La référence des professionnels
des communications et du design

Derrière chaque problème, une occasion d'affaires?

Cliquez ici pour visionner une vidéo explicative de l'application Smart Layover.
Jean-Pascal Mathieu, directeur de l'innovation de Nurun.

Chaque mois, Jean-Pascal Mathieu, directeur de l'innovation de Nurun et directeur de Nurun Lab, livre ses réflexions sur l'industrie; aujourd'hui, il se penche sur les nouvelles occasions d'affaires grâce aux avancées technologiques.

Smart Layover est une application qui repose sur le constat que, contrairement aux idées reçues, la vie du voyageur d'affaires n'est pas faite que de bons moments dans des hôtels de luxe.
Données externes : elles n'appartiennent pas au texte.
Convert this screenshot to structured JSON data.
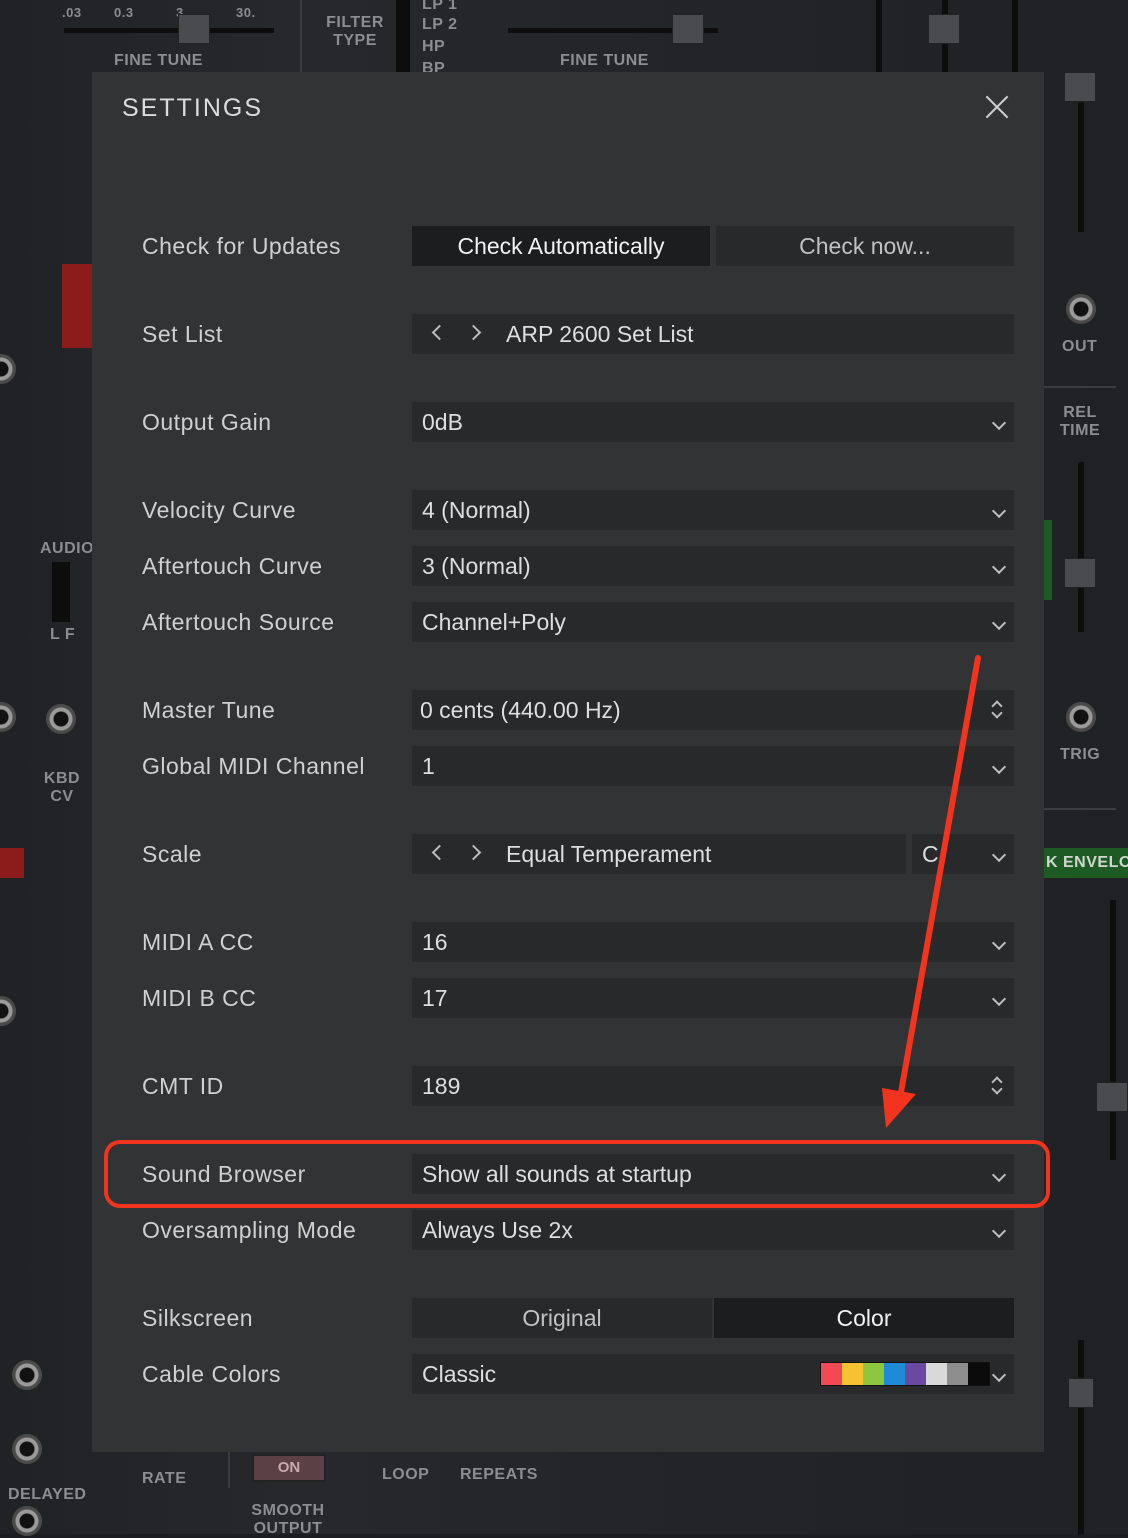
{
  "background": {
    "labels": {
      "fine_tune_left": "FINE TUNE",
      "fine_tune_mid": "FINE TUNE",
      "filter_type": "FILTER TYPE",
      "lp1": "LP 1",
      "lp2": "LP 2",
      "hp": "HP",
      "bp": "BP",
      "out": "OUT",
      "rel_time": "REL TIME",
      "trig": "TRIG",
      "kbd_cv": "KBD CV",
      "audio": "AUDIO",
      "lf": "L F",
      "rate": "RATE",
      "on": "ON",
      "loop": "LOOP",
      "repeats": "REPEATS",
      "smooth_output": "SMOOTH OUTPUT",
      "delayed": "DELAYED",
      "envelope": "K ENVELO",
      "scale_ticks": [
        ".03",
        "0.3",
        "3",
        "30."
      ]
    }
  },
  "modal": {
    "title": "SETTINGS",
    "rows": {
      "check_updates": {
        "label": "Check for Updates",
        "options": [
          "Check Automatically",
          "Check now..."
        ]
      },
      "set_list": {
        "label": "Set List",
        "value": "ARP 2600 Set List"
      },
      "output_gain": {
        "label": "Output Gain",
        "value": "0dB"
      },
      "velocity_curve": {
        "label": "Velocity Curve",
        "value": "4 (Normal)"
      },
      "aftertouch_curve": {
        "label": "Aftertouch Curve",
        "value": "3 (Normal)"
      },
      "aftertouch_source": {
        "label": "Aftertouch Source",
        "value": "Channel+Poly"
      },
      "master_tune": {
        "label": "Master Tune",
        "value": "0 cents (440.00 Hz)"
      },
      "global_midi_channel": {
        "label": "Global MIDI Channel",
        "value": "1"
      },
      "scale": {
        "label": "Scale",
        "value": "Equal Temperament",
        "key": "C"
      },
      "midi_a_cc": {
        "label": "MIDI A CC",
        "value": "16"
      },
      "midi_b_cc": {
        "label": "MIDI B CC",
        "value": "17"
      },
      "cmt_id": {
        "label": "CMT ID",
        "value": "189"
      },
      "sound_browser": {
        "label": "Sound Browser",
        "value": "Show all sounds at startup"
      },
      "oversampling_mode": {
        "label": "Oversampling Mode",
        "value": "Always Use 2x"
      },
      "silkscreen": {
        "label": "Silkscreen",
        "options": [
          "Original",
          "Color"
        ]
      },
      "cable_colors": {
        "label": "Cable Colors",
        "value": "Classic",
        "swatches": [
          "#f24a55",
          "#f5c231",
          "#8dc63f",
          "#1f8ad6",
          "#6a4aa0",
          "#d9d9d9",
          "#8d8d8d",
          "#0b0b0b"
        ]
      }
    }
  },
  "colors": {
    "annotation": "#f2331e",
    "modal_bg": "#323334",
    "control_bg": "#28292a"
  }
}
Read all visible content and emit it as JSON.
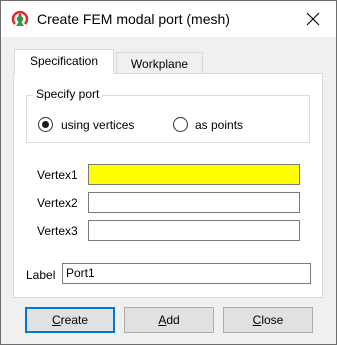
{
  "window": {
    "title": "Create FEM modal port (mesh)"
  },
  "tabs": [
    {
      "label": "Specification",
      "active": true
    },
    {
      "label": "Workplane",
      "active": false
    }
  ],
  "specify_port": {
    "title": "Specify port",
    "options": [
      {
        "label": "using vertices",
        "selected": true
      },
      {
        "label": "as points",
        "selected": false
      }
    ]
  },
  "vertices": [
    {
      "label": "Vertex1",
      "value": "",
      "highlight_color": "#ffff00"
    },
    {
      "label": "Vertex2",
      "value": ""
    },
    {
      "label": "Vertex3",
      "value": ""
    }
  ],
  "label_field": {
    "label": "Label",
    "value": "Port1"
  },
  "buttons": {
    "create": {
      "underline": "C",
      "rest": "reate"
    },
    "add": {
      "underline": "A",
      "rest": "dd"
    },
    "close": {
      "underline": "C",
      "rest": "lose"
    }
  },
  "colors": {
    "accent": "#0078d7",
    "active_field": "#ffff00"
  }
}
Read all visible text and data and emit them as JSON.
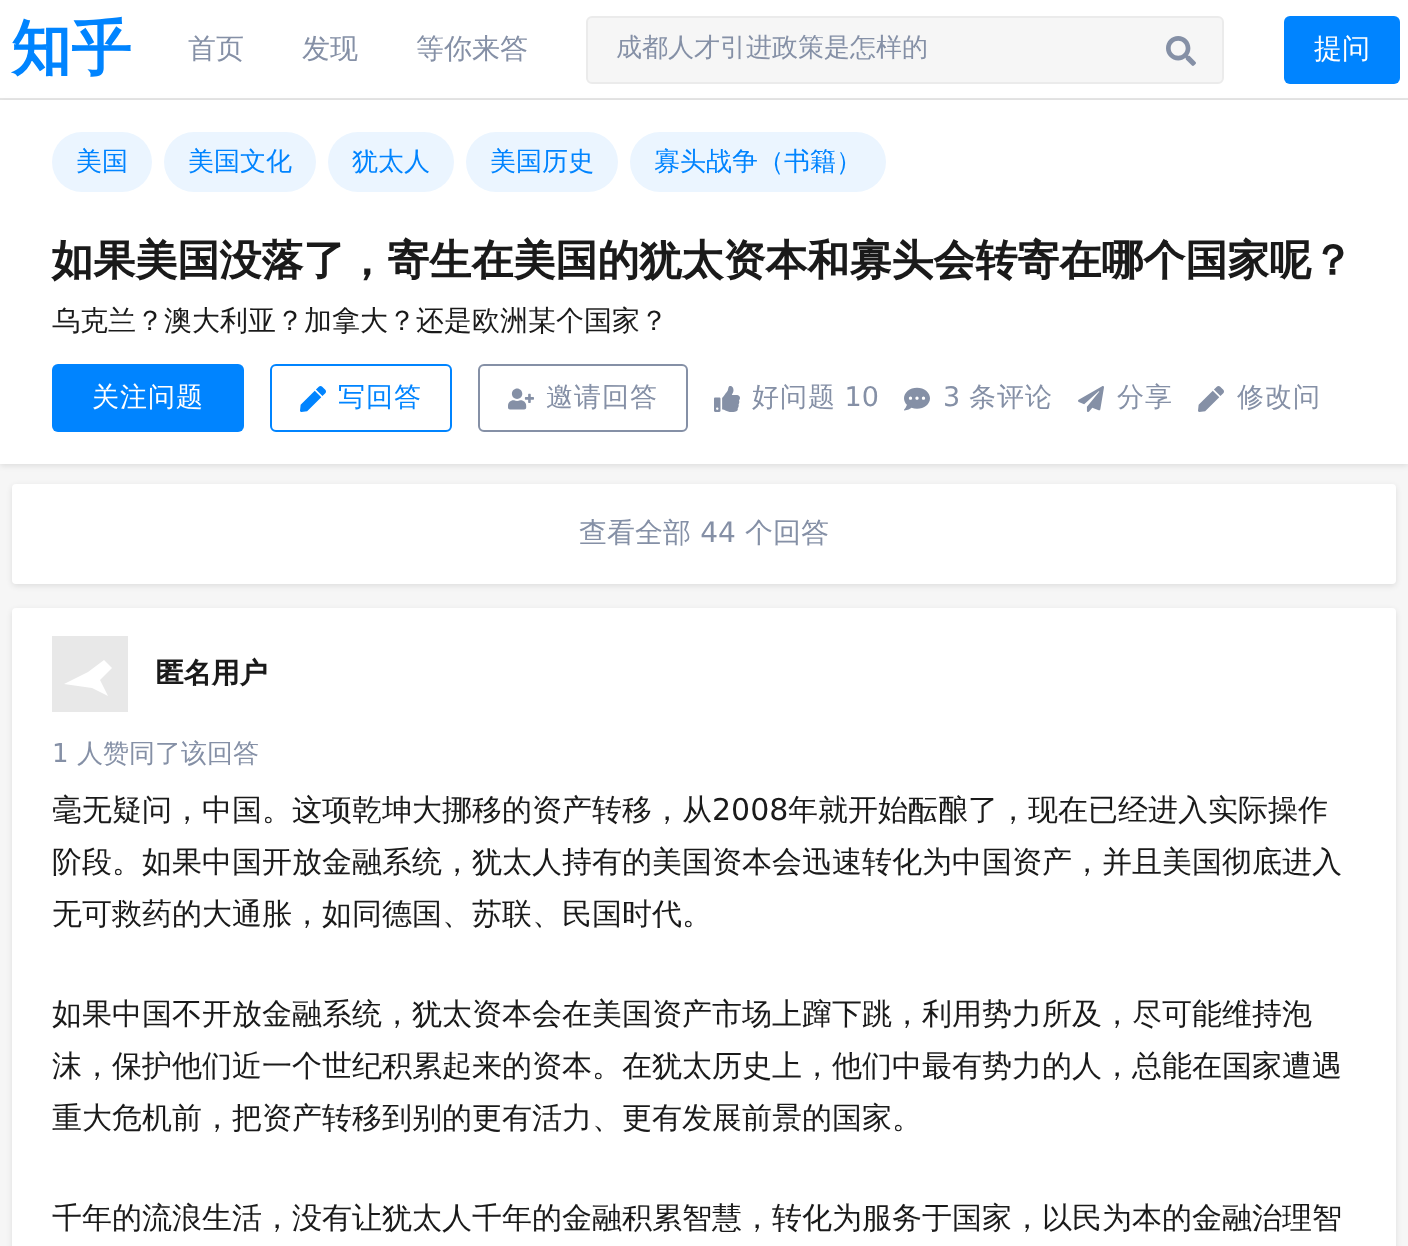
{
  "header": {
    "logo": "知乎",
    "nav": [
      {
        "label": "首页",
        "selected": false
      },
      {
        "label": "发现",
        "selected": false
      },
      {
        "label": "等你来答",
        "selected": false
      }
    ],
    "search": {
      "placeholder": "成都人才引进政策是怎样的"
    },
    "ask_button": "提问"
  },
  "question": {
    "topics": [
      "美国",
      "美国文化",
      "犹太人",
      "美国历史",
      "寡头战争（书籍）"
    ],
    "title": "如果美国没落了，寄生在美国的犹太资本和寡头会转寄在哪个国家呢？",
    "detail": "乌克兰？澳大利亚？加拿大？还是欧洲某个国家？",
    "actions": [
      {
        "kind": "primary",
        "label": "关注问题"
      },
      {
        "kind": "outline",
        "label": "写回答"
      },
      {
        "kind": "grey",
        "label": "邀请回答"
      },
      {
        "kind": "text",
        "label": "好问题 10"
      },
      {
        "kind": "text",
        "label": "3 条评论"
      },
      {
        "kind": "text",
        "label": "分享"
      },
      {
        "kind": "text",
        "label": "修改问"
      }
    ]
  },
  "view_all": "查看全部 44 个回答",
  "answer": {
    "author": "匿名用户",
    "votes": "1 人赞同了该回答",
    "paragraphs": [
      "毫无疑问，中国。这项乾坤大挪移的资产转移，从2008年就开始酝酿了，现在已经进入实际操作阶段。如果中国开放金融系统，犹太人持有的美国资本会迅速转化为中国资产，并且美国彻底进入无可救药的大通胀，如同德国、苏联、民国时代。",
      "如果中国不开放金融系统，犹太资本会在美国资产市场上蹿下跳，利用势力所及，尽可能维持泡沫，保护他们近一个世纪积累起来的资本。在犹太历史上，他们中最有势力的人，总能在国家遭遇重大危机前，把资产转移到别的更有活力、更有发展前景的国家。",
      "千年的流浪生活，没有让犹太人千年的金融积累智慧，转化为服务于国家，以民为本的金融治理智"
    ]
  }
}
Attente, recherche d'un accès à internet à un prix décent, repas terribles, ajustement des plans en fonction des retards sont autant de sources de stress que les salons privés des entreprises ont de plus en plus de mal à compenser.
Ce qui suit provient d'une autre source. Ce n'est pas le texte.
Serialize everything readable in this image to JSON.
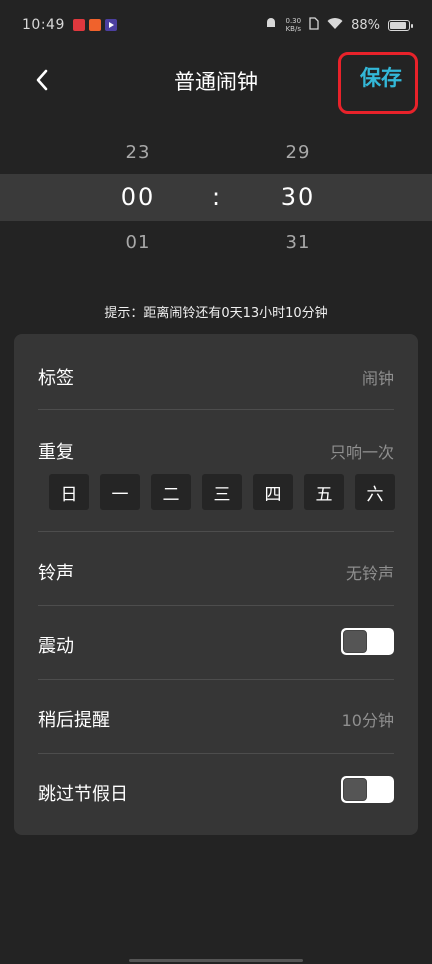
{
  "status_bar": {
    "time": "10:49",
    "net_speed_value": "0.30",
    "net_speed_unit": "KB/s",
    "battery": "88%"
  },
  "header": {
    "title": "普通闹钟",
    "save_label": "保存"
  },
  "picker": {
    "hour_prev": "23",
    "hour_current": "00",
    "hour_next": "01",
    "minute_prev": "29",
    "minute_current": "30",
    "minute_next": "31",
    "separator": ":"
  },
  "hint": "提示：距离闹铃还有0天13小时10分钟",
  "settings": {
    "label": {
      "title": "标签",
      "value": "闹钟"
    },
    "repeat": {
      "title": "重复",
      "value": "只响一次",
      "days": [
        "日",
        "一",
        "二",
        "三",
        "四",
        "五",
        "六"
      ]
    },
    "ringtone": {
      "title": "铃声",
      "value": "无铃声"
    },
    "vibrate": {
      "title": "震动"
    },
    "snooze": {
      "title": "稍后提醒",
      "value": "10分钟"
    },
    "skip_holidays": {
      "title": "跳过节假日"
    }
  },
  "colors": {
    "accent": "#33b8d8",
    "highlight_border": "#e8222a",
    "background": "#232323",
    "card": "#363636"
  }
}
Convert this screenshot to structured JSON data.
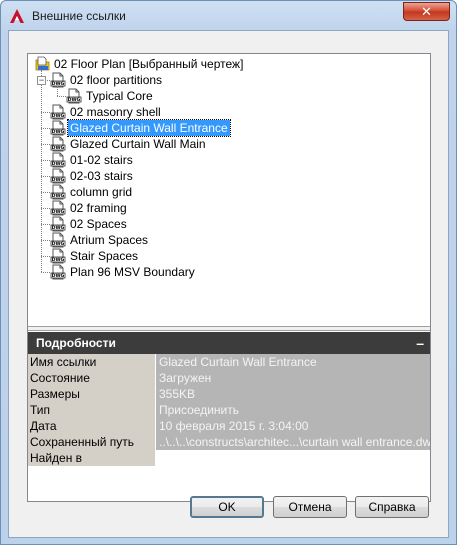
{
  "window": {
    "title": "Внешние ссылки",
    "close_label": "✕"
  },
  "tree": {
    "root": {
      "label": "02 Floor Plan [Выбранный чертеж]",
      "icon": "drawing-folder-icon"
    },
    "items": [
      {
        "label": "02 floor partitions",
        "icon": "dwg-file-icon",
        "expanded": true
      },
      {
        "label": "Typical Core",
        "icon": "dwg-file-icon",
        "child": true
      },
      {
        "label": "02 masonry shell",
        "icon": "dwg-file-icon"
      },
      {
        "label": "Glazed Curtain Wall Entrance",
        "icon": "dwg-file-icon",
        "selected": true
      },
      {
        "label": "Glazed Curtain Wall Main",
        "icon": "dwg-file-icon"
      },
      {
        "label": "01-02 stairs",
        "icon": "dwg-file-icon"
      },
      {
        "label": "02-03 stairs",
        "icon": "dwg-file-icon"
      },
      {
        "label": "column grid",
        "icon": "dwg-file-icon"
      },
      {
        "label": "02 framing",
        "icon": "dwg-file-icon"
      },
      {
        "label": "02 Spaces",
        "icon": "dwg-file-icon"
      },
      {
        "label": "Atrium Spaces",
        "icon": "dwg-file-icon"
      },
      {
        "label": "Stair Spaces",
        "icon": "dwg-file-icon"
      },
      {
        "label": "Plan 96 MSV Boundary",
        "icon": "dwg-file-icon"
      }
    ]
  },
  "details": {
    "title": "Подробности",
    "collapse_label": "–",
    "rows": [
      {
        "name": "Имя ссылки",
        "value": "Glazed Curtain Wall Entrance"
      },
      {
        "name": "Состояние",
        "value": "Загружен"
      },
      {
        "name": "Размеры",
        "value": "355KB"
      },
      {
        "name": "Тип",
        "value": "Присоединить"
      },
      {
        "name": "Дата",
        "value": "10 февраля 2015 г.  3:04:00"
      },
      {
        "name": "Сохраненный путь",
        "value": "..\\..\\..\\constructs\\architec...\\curtain wall entrance.dwg"
      },
      {
        "name": "Найден в",
        "value": ""
      }
    ]
  },
  "buttons": {
    "ok": "OK",
    "cancel": "Отмена",
    "help": "Справка"
  },
  "colors": {
    "selection": "#3399ff",
    "details_header": "#3c3c3c",
    "close_button": "#c8402a"
  }
}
L'application propose plusieurs moyens d'échapper à ce stress, par exemple en se réfugiant dans des hôtels de proximité payés à l'heure ou en proposant des remises ciblées sur des produits offerts à l'aéroport. Qu'elle soit tenue ou non, la promesse illustre cette tendance lourde: le numérique peut créer de nouvelles possibilités chaque fois que quelqu'un se trouve en position d'attente ou de dépendance, ou que l'absence de concurrence crée une situation d'abus.

Chaque entreprise devrait envisager la question sous cet angle: quand est-ce que je «tiens» mes clients, et que je ne fais donc pas d'effort particulier pour les retenir et bien les servir? Parce que c'est sans doute là que résident les futurs problèmes. Grâce au numérique, quelqu'un va tôt ou tard réaliser le moyen de proposer mieux et moins cher ce que vous tenez pour acquis, donc vous prendre par surprise sans que vous n'ayez forcément le temps de réagir. Les hôtels du centre-ville ne pensaient pas pouvoir avoir de la concurrence en raison de leur position géographique stratégique. AirBnB y a remédié. Les taxis se croyaient à l'abri de leurs quotas. Impossibles sans internet, les voitures avec chauffeur à la demande (comme Uber) ou les stations de vélos (comme Bixi) changent la donne.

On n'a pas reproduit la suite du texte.